At the end of the 2002/03 season Mather returned to Scotland to Captain the Glasgow Warriors side. His form secured him a late replacement call for the 2003 World Cup Squad and he was one of the few standout Scottish performers in what was a disappointing tournament for the Scots. He gained further caps against France, Fiji and another quarter final appearance against hosts Australia in Brisbane. He was cornerstone of the new look Scotland side under the guidance of Australian Mat Williams, but injury against England and France faltered any consistency in his play. He returned to full fitness in the narrow defeat by the Barbarians at Murrayfield in May 2004 to subsequently break his ankle 5 days later against Queensland in Brisbane in the first Australian tour match. That was to be Mather's final appearance for Scotland as he chose to retire from the international game in the lead up to the 2005 Six nations sighting lack of Motivation and despondency with injury. He would play the remaindered of the season with Glasgow before returning to Edinburgh as Director of Rugby at Watsonians while assisting his former Glasgow Warriors side as a Lineout analyst.
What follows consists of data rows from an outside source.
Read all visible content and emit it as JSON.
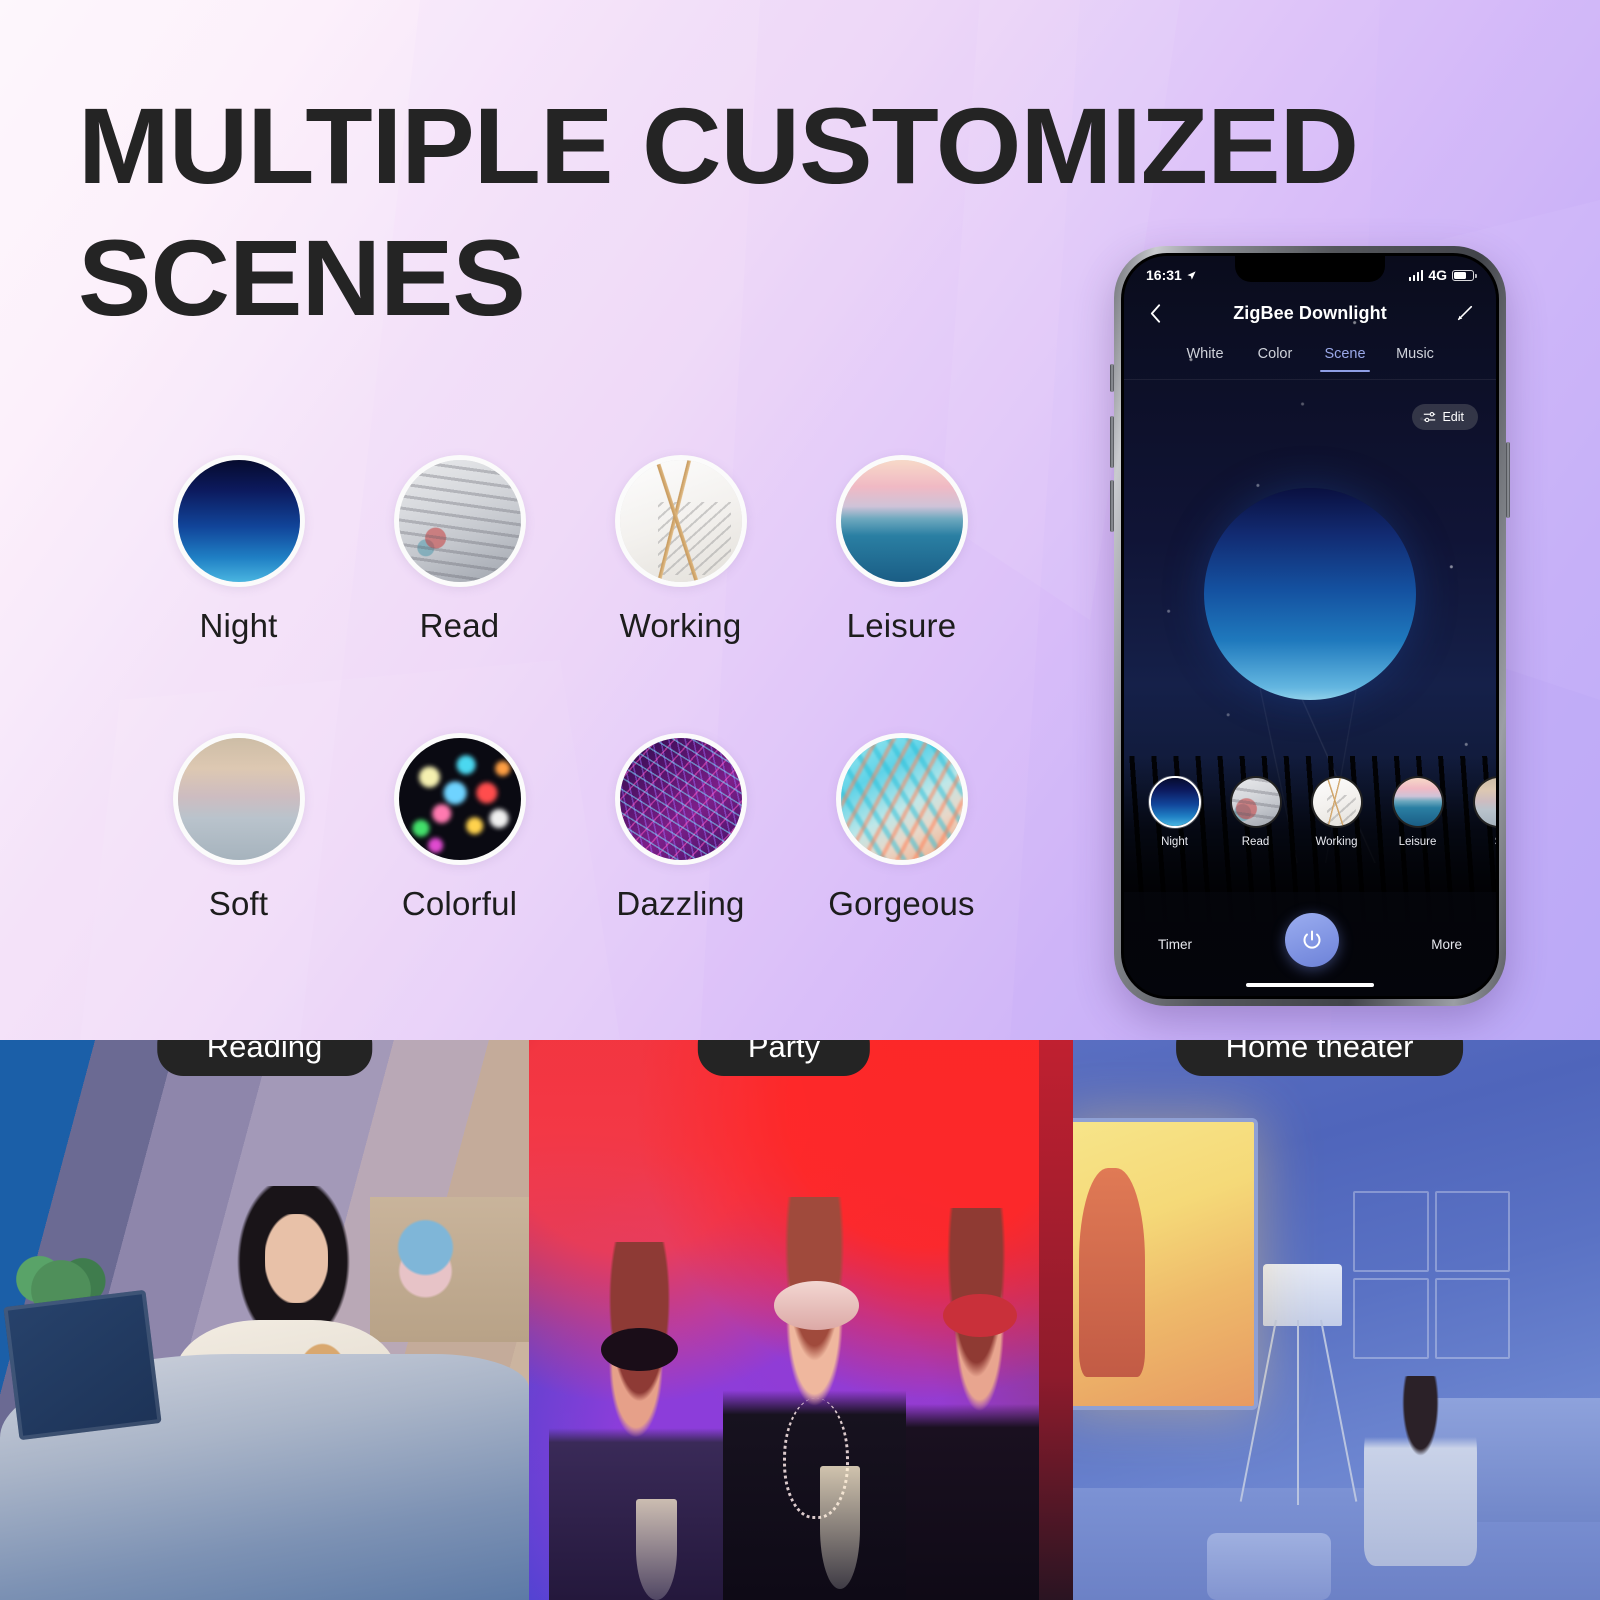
{
  "hero": {
    "title_line1": "MULTIPLE CUSTOMIZED",
    "title_line2": "SCENES"
  },
  "scenes": [
    {
      "label": "Night",
      "thumb": "th-night"
    },
    {
      "label": "Read",
      "thumb": "th-read"
    },
    {
      "label": "Working",
      "thumb": "th-working"
    },
    {
      "label": "Leisure",
      "thumb": "th-leisure"
    },
    {
      "label": "Soft",
      "thumb": "th-soft"
    },
    {
      "label": "Colorful",
      "thumb": "th-colorful"
    },
    {
      "label": "Dazzling",
      "thumb": "th-dazzling"
    },
    {
      "label": "Gorgeous",
      "thumb": "th-gorgeous"
    }
  ],
  "phone": {
    "status": {
      "time": "16:31",
      "location_icon": "location-arrow-icon",
      "signal_icon": "signal-bars-icon",
      "network": "4G",
      "battery_icon": "battery-icon"
    },
    "nav": {
      "back_icon": "chevron-left-icon",
      "title": "ZigBee Downlight",
      "edit_icon": "pencil-icon"
    },
    "tabs": [
      {
        "label": "White",
        "active": false
      },
      {
        "label": "Color",
        "active": false
      },
      {
        "label": "Scene",
        "active": true
      },
      {
        "label": "Music",
        "active": false
      }
    ],
    "edit_chip": {
      "label": "Edit",
      "icon": "sliders-icon"
    },
    "carousel": [
      {
        "label": "Night",
        "thumb": "th-night",
        "selected": true
      },
      {
        "label": "Read",
        "thumb": "th-read",
        "selected": false
      },
      {
        "label": "Working",
        "thumb": "th-working",
        "selected": false
      },
      {
        "label": "Leisure",
        "thumb": "th-leisure",
        "selected": false
      },
      {
        "label": "S",
        "thumb": "th-soft",
        "selected": false
      }
    ],
    "bottom": {
      "timer_label": "Timer",
      "more_label": "More",
      "power_icon": "power-icon"
    }
  },
  "photos": [
    {
      "pill": "Reading"
    },
    {
      "pill": "Party"
    },
    {
      "pill": "Home theater"
    }
  ],
  "colors": {
    "title_text": "#242424",
    "pill_bg": "#242424",
    "pill_text": "#ffffff",
    "tab_active": "#9aa8e8",
    "power_button": "#8b9ee0",
    "gradient_start": "#fdf6fb",
    "gradient_end": "#b8a6f6"
  }
}
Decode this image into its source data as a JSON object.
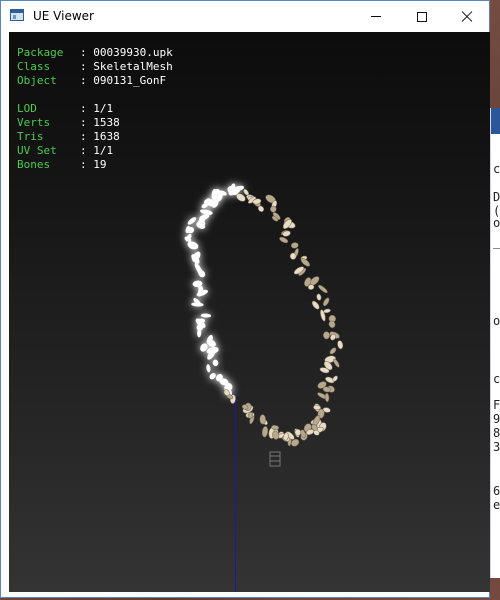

Mather retired from Rugby in 2007 and moved into a Marketing role with brewer Heineken UK in October of that year.

In 2014 Mather returned to his native New Zealand. He become involved in top-level coaching again in 2017, taking over the reins as Head Coach in one of New Zealand's oldest and most famous clubs - Auckland University. The Students, having been relegated to the 2nd tier for the first time in its history the previous year, Mather helped guide the side to the Gallaher Shield Final. Defeating defending champions Suburbs in the decider at Eden Park to win the Auckland club Title. Mather was awarded Auckland Rugby Coach of the year at the provinces end of seasons awards.